It’s one thing to be held back from pursuing your dreams because of some very real risks and a sincere fear of the unknown. It’s another thing altogether to be held back by false assumptions.
How myths start is a topic for another day, but I think a good deal of misinformation is spread, if not created, by those who need to reconcile their own fears with some sort of external validation. And so the narrative changes from, “I’m afraid to do this because”, to “No reasonable person would do this because”. Fools rush in where angels fear to tread.
But that’s just one perspective. Gathering more perspectives can allow you to see something you were missing before. Everyone has the power to write their own story. And if you’re writing your own story, wouldn’t you want to be the hero?
It’s important to be realistic when considering whether solopreneurship is right for you. Leave your rose-colored glasses on the desk and take a clear look around you. Just don’t forget that also means having enough perspective to rise above the naysayers and fearmongers.
These are some of the more common ideas about solopreneurship that I’ve heard, but have never really experienced in my career as a solo.
1. Solopreneurs don’t make enough money
Not all solopreneurs fit the ‘starving artist’ category, though some probably do. And of course how much money is “enough” differs by geographic location, personal needs, and lifestyle choices. But that much is true whether you’re self-employed or other-employed.
One thing I know for sure – a salary is an earning cap. Even with an annual increase, and taking into account performance bonuses, there is a set maximum amount of money that you can earn every year.
As a solopreneur, your earning potential isn’t predetermined. As long as you continue to generate value, you continue to make money.
2. Solopreneurs are always desperate for work
Nope. I suppose if you’re perptually lazy and a committed procrastinator, this will indeed become a self-fulfilling prophecy.
But many of the solos that I know end up referring work to trusted colleagues, because they have more than they can handle.
Now, that’s not going to be the case when you first start out. But once you’re established, and if you’re engaged in your business, you can build a customer base and can have consistent work year over year.
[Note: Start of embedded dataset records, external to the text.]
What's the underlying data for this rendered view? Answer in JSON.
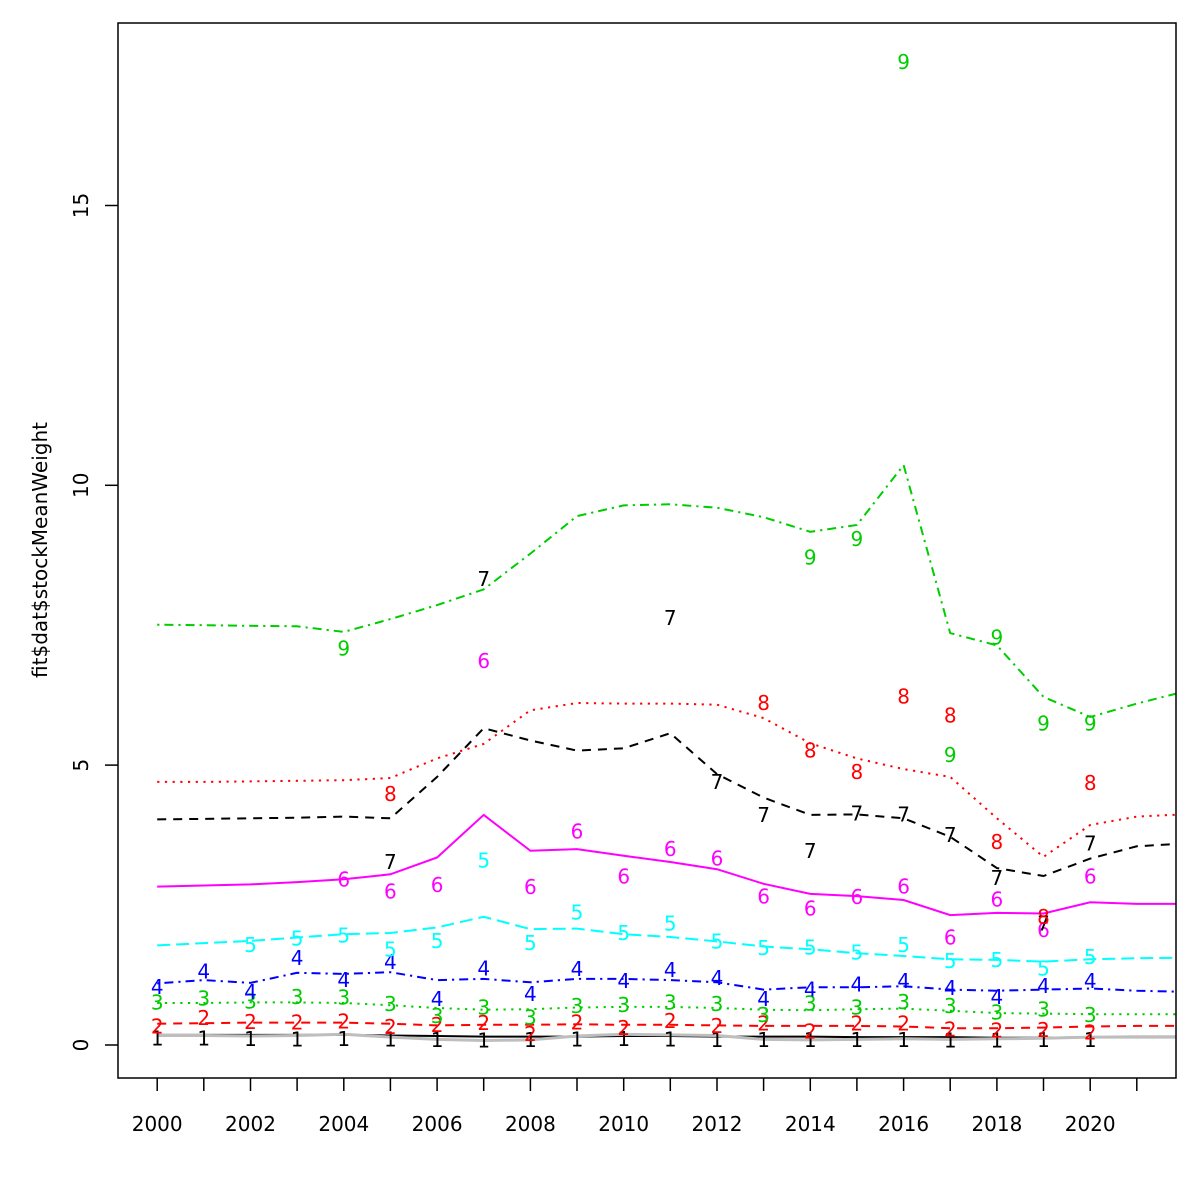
{
  "chart_data": {
    "type": "line",
    "title": "",
    "xlabel": "",
    "ylabel": "fit$dat$stockMeanWeight",
    "grid": false,
    "legend": "none (series identified by colored digit labels)",
    "xlim": [
      1999.16,
      2021.84
    ],
    "ylim": [
      -0.59,
      18.26
    ],
    "y_ticks": [
      0,
      5,
      10,
      15
    ],
    "x_ticks": [
      {
        "year": 2000,
        "label": "2000"
      },
      {
        "year": 2001,
        "label": ""
      },
      {
        "year": 2002,
        "label": "2002"
      },
      {
        "year": 2003,
        "label": ""
      },
      {
        "year": 2004,
        "label": "2004"
      },
      {
        "year": 2005,
        "label": ""
      },
      {
        "year": 2006,
        "label": "2006"
      },
      {
        "year": 2007,
        "label": ""
      },
      {
        "year": 2008,
        "label": "2008"
      },
      {
        "year": 2009,
        "label": ""
      },
      {
        "year": 2010,
        "label": "2010"
      },
      {
        "year": 2011,
        "label": ""
      },
      {
        "year": 2012,
        "label": "2012"
      },
      {
        "year": 2013,
        "label": ""
      },
      {
        "year": 2014,
        "label": "2014"
      },
      {
        "year": 2015,
        "label": ""
      },
      {
        "year": 2016,
        "label": "2016"
      },
      {
        "year": 2017,
        "label": ""
      },
      {
        "year": 2018,
        "label": "2018"
      },
      {
        "year": 2019,
        "label": ""
      },
      {
        "year": 2020,
        "label": "2020"
      },
      {
        "year": 2021,
        "label": ""
      }
    ],
    "line_start_year": 2000,
    "extra_lines": [
      {
        "name": "gray-baseline",
        "color": "#BEBEBE",
        "width": 3,
        "linetype": "solid",
        "values": [
          0.17,
          0.17,
          0.16,
          0.17,
          0.19,
          0.14,
          0.1,
          0.08,
          0.09,
          0.16,
          0.19,
          0.18,
          0.17,
          0.1,
          0.09,
          0.1,
          0.11,
          0.1,
          0.11,
          0.12,
          0.14,
          0.14,
          0.14
        ]
      }
    ],
    "series": [
      {
        "name": "age-1",
        "label": "1",
        "color": "#000000",
        "linetype": "solid",
        "line_values": [
          0.18,
          0.18,
          0.18,
          0.18,
          0.18,
          0.17,
          0.16,
          0.15,
          0.15,
          0.15,
          0.16,
          0.16,
          0.15,
          0.15,
          0.15,
          0.14,
          0.14,
          0.14,
          0.13,
          0.13,
          0.14,
          0.15,
          0.15
        ],
        "obs_years": [
          2000,
          2001,
          2002,
          2003,
          2004,
          2005,
          2006,
          2007,
          2008,
          2009,
          2010,
          2011,
          2012,
          2013,
          2014,
          2015,
          2016,
          2017,
          2018,
          2019,
          2020
        ],
        "obs_values": [
          0.12,
          0.12,
          0.11,
          0.1,
          0.11,
          0.1,
          0.09,
          0.08,
          0.09,
          0.1,
          0.11,
          0.1,
          0.09,
          0.09,
          0.09,
          0.09,
          0.09,
          0.08,
          0.08,
          0.09,
          0.09
        ]
      },
      {
        "name": "age-2",
        "label": "2",
        "color": "#FF0000",
        "linetype": "dashed",
        "line_values": [
          0.38,
          0.39,
          0.4,
          0.4,
          0.4,
          0.38,
          0.35,
          0.36,
          0.36,
          0.37,
          0.36,
          0.36,
          0.35,
          0.34,
          0.34,
          0.34,
          0.33,
          0.3,
          0.3,
          0.31,
          0.33,
          0.34,
          0.34
        ],
        "obs_years": [
          2000,
          2001,
          2002,
          2003,
          2004,
          2005,
          2006,
          2007,
          2008,
          2009,
          2010,
          2011,
          2012,
          2013,
          2014,
          2015,
          2016,
          2017,
          2018,
          2019,
          2020
        ],
        "obs_values": [
          0.33,
          0.48,
          0.41,
          0.4,
          0.42,
          0.32,
          0.36,
          0.39,
          0.2,
          0.4,
          0.3,
          0.43,
          0.34,
          0.38,
          0.24,
          0.38,
          0.38,
          0.28,
          0.26,
          0.27,
          0.22
        ]
      },
      {
        "name": "age-3",
        "label": "3",
        "color": "#00CD00",
        "linetype": "dotted",
        "line_values": [
          0.75,
          0.75,
          0.76,
          0.76,
          0.75,
          0.71,
          0.66,
          0.63,
          0.64,
          0.67,
          0.68,
          0.68,
          0.66,
          0.63,
          0.62,
          0.64,
          0.65,
          0.61,
          0.57,
          0.56,
          0.55,
          0.55,
          0.55
        ],
        "obs_years": [
          2000,
          2001,
          2002,
          2003,
          2004,
          2005,
          2006,
          2007,
          2008,
          2009,
          2010,
          2011,
          2012,
          2013,
          2014,
          2015,
          2016,
          2017,
          2018,
          2019,
          2020
        ],
        "obs_values": [
          0.76,
          0.83,
          0.78,
          0.86,
          0.85,
          0.73,
          0.52,
          0.67,
          0.49,
          0.7,
          0.71,
          0.76,
          0.73,
          0.54,
          0.74,
          0.67,
          0.77,
          0.7,
          0.58,
          0.63,
          0.54
        ]
      },
      {
        "name": "age-4",
        "label": "4",
        "color": "#0000FF",
        "linetype": "dashdot",
        "line_values": [
          1.1,
          1.16,
          1.11,
          1.29,
          1.27,
          1.3,
          1.16,
          1.18,
          1.12,
          1.18,
          1.18,
          1.16,
          1.12,
          0.99,
          1.03,
          1.03,
          1.05,
          0.99,
          0.97,
          0.99,
          1.01,
          0.97,
          0.95
        ],
        "obs_years": [
          2000,
          2001,
          2002,
          2003,
          2004,
          2005,
          2006,
          2007,
          2008,
          2009,
          2010,
          2011,
          2012,
          2013,
          2014,
          2015,
          2016,
          2017,
          2018,
          2019,
          2020
        ],
        "obs_values": [
          1.04,
          1.31,
          0.95,
          1.55,
          1.16,
          1.48,
          0.82,
          1.37,
          0.91,
          1.36,
          1.14,
          1.34,
          1.2,
          0.82,
          0.99,
          1.08,
          1.14,
          1.02,
          0.86,
          1.05,
          1.14
        ]
      },
      {
        "name": "age-5",
        "label": "5",
        "color": "#00FFFF",
        "linetype": "longdash",
        "line_values": [
          1.78,
          1.82,
          1.86,
          1.92,
          1.98,
          2.0,
          2.1,
          2.29,
          2.07,
          2.08,
          1.98,
          1.93,
          1.85,
          1.76,
          1.71,
          1.64,
          1.59,
          1.53,
          1.52,
          1.49,
          1.53,
          1.55,
          1.56
        ],
        "obs_years": [
          2002,
          2003,
          2004,
          2005,
          2006,
          2007,
          2008,
          2009,
          2010,
          2011,
          2012,
          2013,
          2014,
          2015,
          2016,
          2017,
          2018,
          2019,
          2020
        ],
        "obs_values": [
          1.79,
          1.9,
          1.96,
          1.71,
          1.86,
          3.3,
          1.82,
          2.37,
          2.0,
          2.17,
          1.85,
          1.73,
          1.74,
          1.65,
          1.79,
          1.5,
          1.52,
          1.37,
          1.57
        ]
      },
      {
        "name": "age-6",
        "label": "6",
        "color": "#FF00FF",
        "linetype": "solid",
        "line_values": [
          2.83,
          2.85,
          2.87,
          2.91,
          2.96,
          3.05,
          3.35,
          4.11,
          3.47,
          3.5,
          3.38,
          3.27,
          3.14,
          2.88,
          2.7,
          2.66,
          2.59,
          2.32,
          2.36,
          2.35,
          2.55,
          2.52,
          2.52
        ],
        "obs_years": [
          2004,
          2005,
          2006,
          2007,
          2008,
          2009,
          2010,
          2011,
          2012,
          2013,
          2014,
          2015,
          2016,
          2017,
          2018,
          2019,
          2020
        ],
        "obs_values": [
          2.96,
          2.74,
          2.86,
          6.86,
          2.82,
          3.81,
          3.01,
          3.5,
          3.33,
          2.65,
          2.44,
          2.64,
          2.83,
          1.92,
          2.6,
          2.05,
          3.01
        ]
      },
      {
        "name": "age-7",
        "label": "7",
        "color": "#000000",
        "linetype": "dashed",
        "line_values": [
          4.03,
          4.04,
          4.05,
          4.06,
          4.08,
          4.05,
          4.79,
          5.66,
          5.44,
          5.26,
          5.3,
          5.57,
          4.84,
          4.42,
          4.11,
          4.12,
          4.05,
          3.72,
          3.16,
          3.02,
          3.33,
          3.55,
          3.6
        ],
        "obs_years": [
          2005,
          2007,
          2011,
          2012,
          2013,
          2014,
          2015,
          2016,
          2017,
          2018,
          2019,
          2020
        ],
        "obs_values": [
          3.27,
          8.33,
          7.63,
          4.7,
          4.11,
          3.47,
          4.14,
          4.12,
          3.75,
          2.98,
          2.17,
          3.6
        ]
      },
      {
        "name": "age-8",
        "label": "8",
        "color": "#FF0000",
        "linetype": "dotted",
        "line_values": [
          4.7,
          4.7,
          4.71,
          4.72,
          4.73,
          4.77,
          5.12,
          5.38,
          5.98,
          6.11,
          6.1,
          6.1,
          6.08,
          5.84,
          5.39,
          5.12,
          4.93,
          4.79,
          4.05,
          3.36,
          3.93,
          4.08,
          4.12
        ],
        "obs_years": [
          2005,
          2013,
          2014,
          2015,
          2016,
          2017,
          2018,
          2019,
          2020
        ],
        "obs_values": [
          4.48,
          6.11,
          5.26,
          4.88,
          6.23,
          5.89,
          3.63,
          2.29,
          4.68
        ]
      },
      {
        "name": "age-9",
        "label": "9",
        "color": "#00CD00",
        "linetype": "dashdot",
        "line_values": [
          7.51,
          7.5,
          7.49,
          7.48,
          7.38,
          7.61,
          7.86,
          8.14,
          8.78,
          9.45,
          9.64,
          9.66,
          9.6,
          9.43,
          9.17,
          9.29,
          10.36,
          7.36,
          7.14,
          6.22,
          5.86,
          6.1,
          6.31
        ],
        "obs_years": [
          2004,
          2014,
          2015,
          2016,
          2017,
          2018,
          2019,
          2020
        ],
        "obs_values": [
          7.08,
          8.71,
          9.04,
          17.56,
          5.18,
          7.28,
          5.74,
          5.74
        ]
      }
    ]
  }
}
3. Solopreneurs go through long stretches of unemeployment
Maybe? I have no idea. For example, in the last 12 years, I’ve had two dry spells. One where I decided to take a couple of months off and just enjoy the summer. The second was self-imposed as well, when I decided to devote all of my energy into building a software startup company. During that time, my solo business took a backseat.
Aside from these two exceptions, I’ve always had consistent streams of income. The volume of that income fluctuated of course; some months are extremely busy, others are a bit leaner. But I’ve always been able to cover my expenses.
4. Solopreneurs are sales and marketing experts
I suppose there are solopreneurs out there who definitely fall into this group, especially those solos who are experienced marketeters who have transitioned into a solo career advising other solos how to market their own businesses.
But for many of us, sales and marketing are parts of the job that were completely new and uncomfortable for us when we launched our solo careers. We learn as we go, and we improve as we grow.
I’m still very much a novice in this area, and I’m constantly looking for learning opportunities and ways to improve my skills. Luckily, customer satisfaction and referrals still count for a lot in business!
5. Solopreneurs are just getting by until they can find a ‘real’ job
None of the solos I know, myself included, would give it up by choice.
Going back to a life spent working for someone else just isn’t a scenario I can even imagine at this point in time. Maybe that will change in the future? But at this point, being a solopreneur isn’t just what I do; it’s who I am.
And that may very well have been the tipping point. When I first started working for myself, for the first few years, I did wonder whether I could continue to make a living like this, or whether I would be better off – safer, more secure – returning to the fold and working for a large corporation.
I never pulled the trigger, because every time it crossed my mind, what inevitably followed was a flood of memories recalling everything that I hated about that world. The amount of conformity required; the micro-management; the politics; the biases; having my work hours dictated by someone else; not having a choice in work assignments; being at the mercy of corporate quarterly targets that I had zero influence on; and the cubicle farms. Rows and columns of tiny gray boxes stuffed with human captives for 8+ hours a day. Ugh.
So as scared as I was of the future, I couldn’t bring myself to return to the past.
And then, as happens, time meandered on. Two years turned into four years which turned into six years. And by the time I hit that 5-6 year mark, I started to realize that I wasn’t just “lucky”. Yes, luck sometimes played a part. But to be successfully self-employed for that long meant that I was also capable of pulling off this solopreneurship stuff. Imagine my surprise! Introverted, a complete lack of sales skills, no safety net, and yet I was able to find customers and generate income.
I slowly started to realize that I was actually good at my job. And my job was my business. And my business was completely integrated with my life.
Being a solopreneur isn’t my 9-5 job. It’s who I am.
And I wouldn’t have it any other way.